In many areas of our lives, we have an incredible opportunity to reassess the status quo in this particular moment. We can take this opportunity, in our homes and in our schools, to reflect on what we are teaching our children. What messages are we explicitly and implicitly giving about the vast array of masculine and feminine qualities that we each have the potential to access and foster within ourselves and within our collective systems? How balanced is this, and what are the implications? If we want to raise a more balanced generation, one that can build a more beautiful world where issues such as violence towards women are no longer pervasive, now is our chance to address these kinds of issues.

"If we want to raise a more balanced generation, one that can build a more beautiful world where issues such as violence towards women are no longer pervasive, now is our chance to address these kinds of issues."

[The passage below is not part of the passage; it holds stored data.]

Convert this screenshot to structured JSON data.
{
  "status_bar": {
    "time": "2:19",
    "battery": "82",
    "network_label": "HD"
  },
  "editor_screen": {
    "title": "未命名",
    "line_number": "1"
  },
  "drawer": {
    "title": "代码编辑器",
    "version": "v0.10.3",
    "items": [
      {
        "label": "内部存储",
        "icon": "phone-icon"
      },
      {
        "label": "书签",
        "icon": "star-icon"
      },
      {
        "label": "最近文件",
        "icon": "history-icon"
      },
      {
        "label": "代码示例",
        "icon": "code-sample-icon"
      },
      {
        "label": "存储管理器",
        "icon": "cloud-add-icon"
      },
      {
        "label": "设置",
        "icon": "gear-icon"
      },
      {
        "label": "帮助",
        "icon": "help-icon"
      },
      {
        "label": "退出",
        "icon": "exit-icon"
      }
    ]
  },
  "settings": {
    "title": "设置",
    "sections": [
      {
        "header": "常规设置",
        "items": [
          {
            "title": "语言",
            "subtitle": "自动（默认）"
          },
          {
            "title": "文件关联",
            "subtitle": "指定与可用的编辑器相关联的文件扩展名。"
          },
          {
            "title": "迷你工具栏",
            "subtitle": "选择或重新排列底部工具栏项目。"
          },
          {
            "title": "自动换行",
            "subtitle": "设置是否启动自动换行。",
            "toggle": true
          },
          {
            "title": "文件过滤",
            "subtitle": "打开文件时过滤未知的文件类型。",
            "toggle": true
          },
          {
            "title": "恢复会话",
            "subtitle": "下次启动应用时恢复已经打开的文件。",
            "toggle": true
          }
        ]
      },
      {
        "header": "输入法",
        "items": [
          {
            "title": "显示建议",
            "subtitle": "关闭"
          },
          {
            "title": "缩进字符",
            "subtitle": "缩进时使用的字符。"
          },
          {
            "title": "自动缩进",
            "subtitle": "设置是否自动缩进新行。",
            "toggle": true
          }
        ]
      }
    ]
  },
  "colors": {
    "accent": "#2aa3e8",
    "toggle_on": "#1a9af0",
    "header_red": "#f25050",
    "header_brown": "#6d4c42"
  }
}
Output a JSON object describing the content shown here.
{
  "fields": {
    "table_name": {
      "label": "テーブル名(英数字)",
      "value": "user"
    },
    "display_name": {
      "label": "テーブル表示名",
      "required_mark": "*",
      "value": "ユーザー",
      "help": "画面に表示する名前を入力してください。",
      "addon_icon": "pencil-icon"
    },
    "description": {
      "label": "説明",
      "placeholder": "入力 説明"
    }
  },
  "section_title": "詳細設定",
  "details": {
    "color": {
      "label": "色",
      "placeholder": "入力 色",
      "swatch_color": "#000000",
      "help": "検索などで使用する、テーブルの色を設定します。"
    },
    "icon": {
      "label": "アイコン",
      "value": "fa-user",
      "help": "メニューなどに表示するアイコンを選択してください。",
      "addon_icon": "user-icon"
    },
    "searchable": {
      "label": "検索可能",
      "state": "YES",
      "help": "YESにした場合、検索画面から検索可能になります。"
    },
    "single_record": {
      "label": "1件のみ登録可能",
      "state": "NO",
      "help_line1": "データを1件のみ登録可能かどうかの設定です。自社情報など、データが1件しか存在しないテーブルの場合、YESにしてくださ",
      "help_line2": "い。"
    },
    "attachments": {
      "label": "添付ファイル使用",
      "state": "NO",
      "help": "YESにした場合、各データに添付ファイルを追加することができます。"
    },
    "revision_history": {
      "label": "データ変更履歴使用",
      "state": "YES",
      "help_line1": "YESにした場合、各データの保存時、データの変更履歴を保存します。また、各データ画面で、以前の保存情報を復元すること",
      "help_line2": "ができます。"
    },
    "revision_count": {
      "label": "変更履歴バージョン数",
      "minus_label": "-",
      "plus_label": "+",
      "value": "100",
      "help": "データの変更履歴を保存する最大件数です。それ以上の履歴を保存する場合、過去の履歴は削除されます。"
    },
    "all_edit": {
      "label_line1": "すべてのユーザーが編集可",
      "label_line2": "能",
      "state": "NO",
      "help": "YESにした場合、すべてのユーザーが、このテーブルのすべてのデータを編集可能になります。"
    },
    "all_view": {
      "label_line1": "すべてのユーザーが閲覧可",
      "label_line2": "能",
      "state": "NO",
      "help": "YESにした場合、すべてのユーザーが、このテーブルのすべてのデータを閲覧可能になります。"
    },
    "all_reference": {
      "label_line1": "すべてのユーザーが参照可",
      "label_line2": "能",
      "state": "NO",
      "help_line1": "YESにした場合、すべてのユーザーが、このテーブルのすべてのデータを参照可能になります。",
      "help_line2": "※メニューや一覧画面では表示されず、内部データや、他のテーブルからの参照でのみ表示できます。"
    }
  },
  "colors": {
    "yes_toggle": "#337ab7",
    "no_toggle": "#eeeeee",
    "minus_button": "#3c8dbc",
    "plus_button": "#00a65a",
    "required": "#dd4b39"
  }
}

Embracing both healthy masculine and healthy feminine qualities in our children could enable them to develop greater loving-kindness and acceptance towards these aspects in themselves and in others. Therefore, it could reduce the risk of distortions and projections that contribute towards destructive and violent behaviours directed at disowned shadow aspects, both inwards towards themselves and outwards towards others.


There are many critical and emotive conversations to be had right now at all levels of society. There are also many different angles from which to look at these issues. How we approach the issues that are surfacing now will have a profound impact on our future generations. However we address these challenges, the conversations themselves require both our wise heads and our brave hearts.